Sunday, November 01, 2009

Reflections on IOD 2009 and the Babylonian Sheep

IBM's conference Information on Demand 2009 (IOD 2009) took the IOD story a step further with considerable attention paid to predictive analytics. No surprise, as IBM just completed the acquisition of SPSS, a Chicago-based predictive analytics company.
Indeed, the IOD sequence has gone from gathering and grooming data (a single, hopefully truthful view of the company/customer base), making it all accessible (de-siloing), finding hidden gems (data mining and analysis) to using the data to look into future trends and developments (predictive analytics or wild guessing with lots of numbers/??/).
Common to all of this is that we have a large global base of electronic data that various smart spiders can zip through and give us the answers we need. But that sort of presumes that this vast electronic data base, growing by exobytes every year, will still be fully searchable and subject to analysis in 50 or 100 years.
Which brings up the Babylonian Sheep Question that I put to a few IBM folks, including Ambuj Goyal, but got no really satisfactory answer. Which is fine, because there probably is none. It is not so much a question as a kind of meta-framework setter.
So what is the Babylonian Sheep Question?
Simply, that if I want to get a rough idea of what the market was like for sheep in Babylon 4000 years ago, much of the data warehouse (clay tablets) are still there. One can drill down to the single transaction record level -- Uruk sold 20 sheep to Gilgamesh for 50 bushels of wheat, or whatever. Since the data warehouse (scattered among various museums) has survived 4000 or more years, I can safely assume it will be around in 200 or 300 years, never mind 50 years down the road (assuming no nuclear holocausts or the like, although that would only bake the clay more...).
Now, as for all those exobytes -- I really don't know what will be accessible in 2030. I certainly can't access some of the floppy disks I still have with stuff I wrote in the 1980s. With the global datasphere growing at petabytes per week (month?) it is clear that we will have to have new data compression and storage technologies. Otherwise we will be replacing the world's forests with forests of blade servers. I can imagine that 10 years from now, most data will be stored holographically in the cloud or in some other extreme volume storage technology. That is a long way from the floppy disk.
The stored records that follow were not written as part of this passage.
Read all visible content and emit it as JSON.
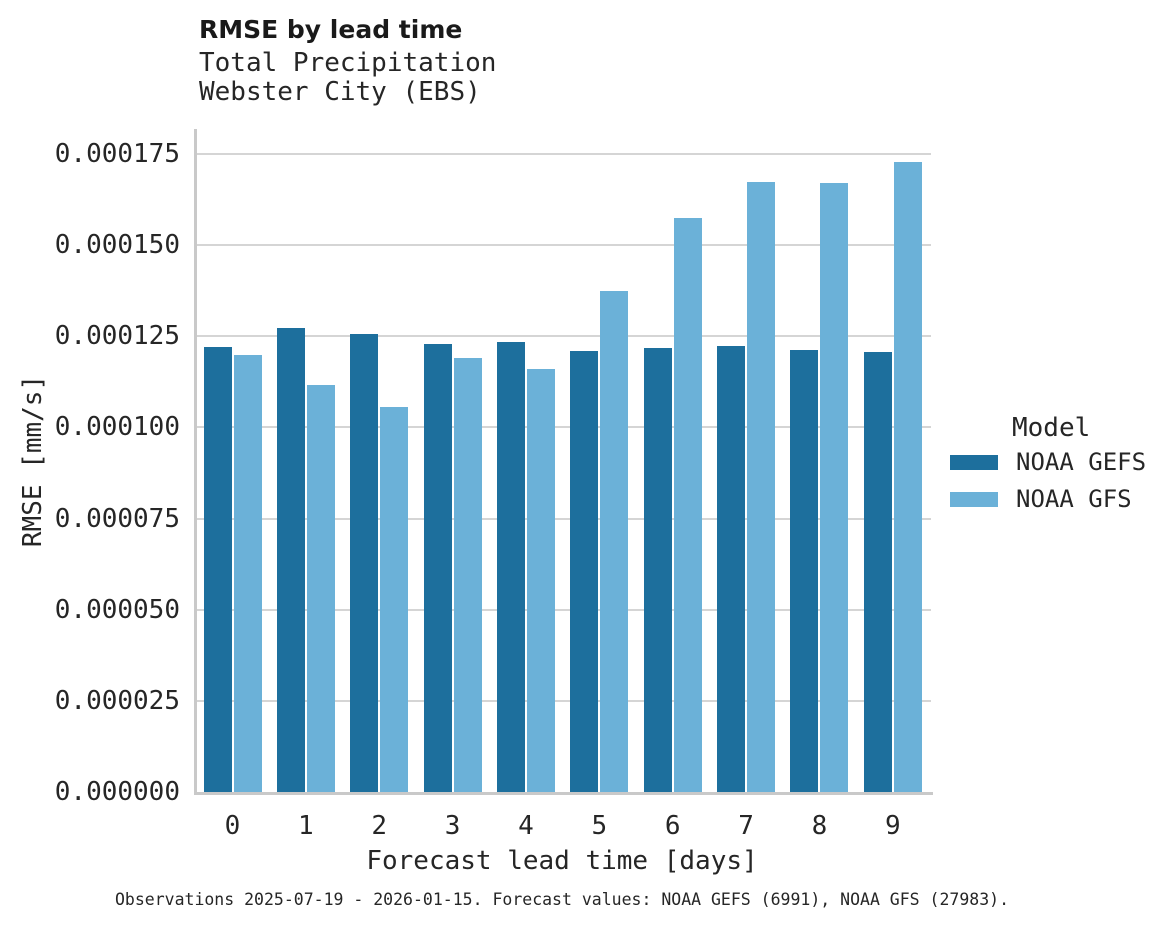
{
  "header": {
    "title": "RMSE by lead time",
    "subtitle_lines": [
      "Total Precipitation",
      "Webster City (EBS)"
    ]
  },
  "chart_data": {
    "type": "bar",
    "title": "RMSE by lead time",
    "subtitle": "Total Precipitation / Webster City (EBS)",
    "categories": [
      "0",
      "1",
      "2",
      "3",
      "4",
      "5",
      "6",
      "7",
      "8",
      "9"
    ],
    "series": [
      {
        "name": "NOAA GEFS",
        "color": "#1d6f9d",
        "values": [
          0.0001221,
          0.0001272,
          0.0001256,
          0.0001229,
          0.0001235,
          0.000121,
          0.0001217,
          0.0001223,
          0.0001213,
          0.0001206
        ]
      },
      {
        "name": "NOAA GFS",
        "color": "#6bb1d8",
        "values": [
          0.0001199,
          0.0001117,
          0.0001056,
          0.000119,
          0.000116,
          0.0001373,
          0.0001574,
          0.0001674,
          0.0001671,
          0.0001729
        ]
      }
    ],
    "xlabel": "Forecast lead time [days]",
    "ylabel": "RMSE [mm/s]",
    "ylim": [
      0,
      0.000182
    ],
    "yticks": [
      0,
      2.5e-05,
      5e-05,
      7.5e-05,
      0.0001,
      0.000125,
      0.00015,
      0.000175
    ],
    "ytick_labels": [
      "0.000000",
      "0.000025",
      "0.000050",
      "0.000075",
      "0.000100",
      "0.000125",
      "0.000150",
      "0.000175"
    ],
    "grid": "horizontal-behind-bars",
    "legend_title": "Model",
    "legend_position": "center-right"
  },
  "caption": {
    "text": "Observations 2025-07-19 - 2026-01-15. Forecast values: NOAA GEFS (6991), NOAA GFS (27983)."
  }
}
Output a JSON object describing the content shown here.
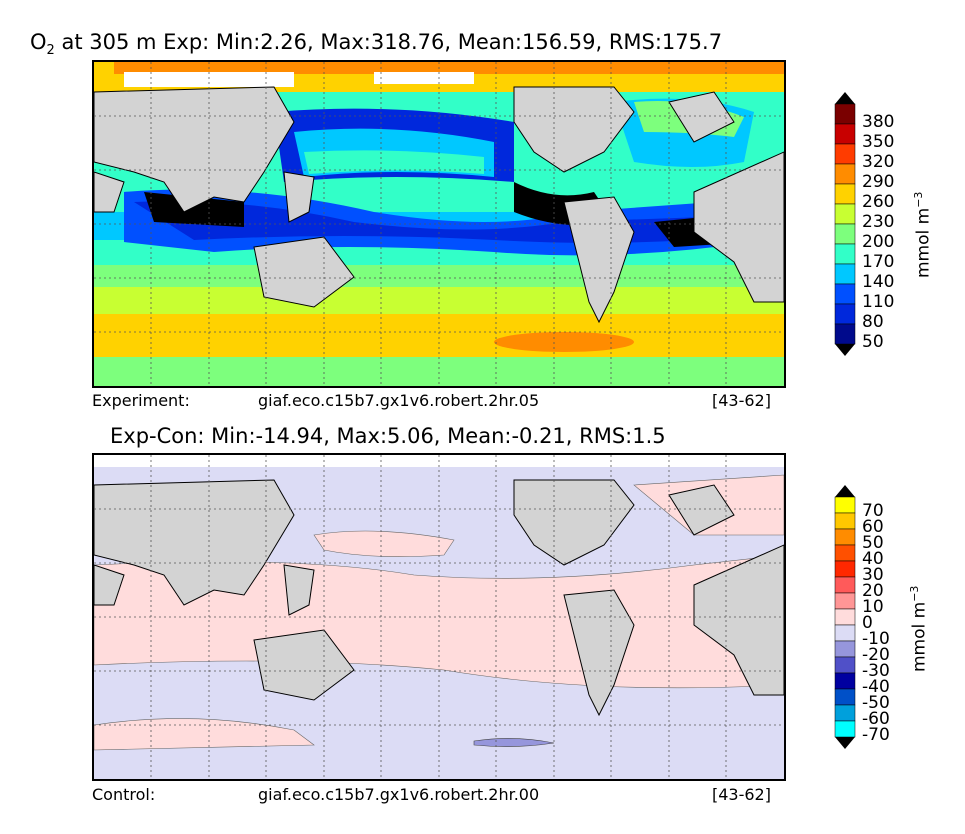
{
  "panel_top": {
    "title_base": "O",
    "title_sub": "2",
    "title_rest": " at 305 m Exp: Min:2.26, Max:318.76, Mean:156.59, RMS:175.7",
    "caption_left": "Experiment:",
    "caption_mid": "giaf.eco.c15b7.gx1v6.robert.2hr.05",
    "caption_right": "[43-62]",
    "colorbar": {
      "unit_text": "mmol m",
      "unit_exp": "−3",
      "ticks": [
        "380",
        "350",
        "320",
        "290",
        "260",
        "230",
        "200",
        "170",
        "140",
        "110",
        "80",
        "50"
      ],
      "colors": [
        "#7a0000",
        "#c80000",
        "#ff3c00",
        "#ff8c00",
        "#ffd200",
        "#c8ff32",
        "#7dff7d",
        "#32ffc8",
        "#00c8ff",
        "#0050ff",
        "#0028dc",
        "#000a8c"
      ],
      "over_color": "#000000",
      "under_color": "#000000"
    }
  },
  "panel_bottom": {
    "title": "Exp-Con: Min:-14.94, Max:5.06, Mean:-0.21, RMS:1.5",
    "caption_left": "Control:",
    "caption_mid": "giaf.eco.c15b7.gx1v6.robert.2hr.00",
    "caption_right": "[43-62]",
    "colorbar": {
      "unit_text": "mmol m",
      "unit_exp": "−3",
      "ticks": [
        "70",
        "60",
        "50",
        "40",
        "30",
        "20",
        "10",
        "0",
        "-10",
        "-20",
        "-30",
        "-40",
        "-50",
        "-60",
        "-70"
      ],
      "colors": [
        "#ffff00",
        "#ffc800",
        "#ff8c00",
        "#ff5000",
        "#ff2800",
        "#ff5a5a",
        "#ff9696",
        "#ffdcdc",
        "#dcdcf5",
        "#9696dc",
        "#5050c8",
        "#0000a0",
        "#0050c8",
        "#00a0dc",
        "#00ffff"
      ],
      "over_color": "#000000",
      "under_color": "#000000"
    }
  },
  "colors": {
    "land": "#d3d3d3",
    "sea_ice": "#ffffff",
    "diff_pos": "#ffdcdc",
    "diff_neg": "#dcdcf5",
    "diff_strong_neg": "#9696dc"
  }
}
Ambuy Goyal, by the way, talked about data decommissioning, which addressed the issue of keeping relevant data around and instantly accessible, while putting historically interesting, but operationally irrevelant data stored elsewhere. Fair enough. But no answer to the Babylonian Sheep question. Because irrelevant as Uruk's sale of 20 sheep is 4000 years later, it is still there and available in printed translation from the cuneiform inscriptions. What will happen to my first American Express purchase records (from 1977 on some mainframe), which may be of some relevance when I am a 80 year old geezer some 20 years from now is another question. It may be solved, probably will be solved. But I am not all that confident that our entire electronic record of the world and daily life will be as durable as those fragmentary records of the Babylonian sheep market that we can still examine and analyze today.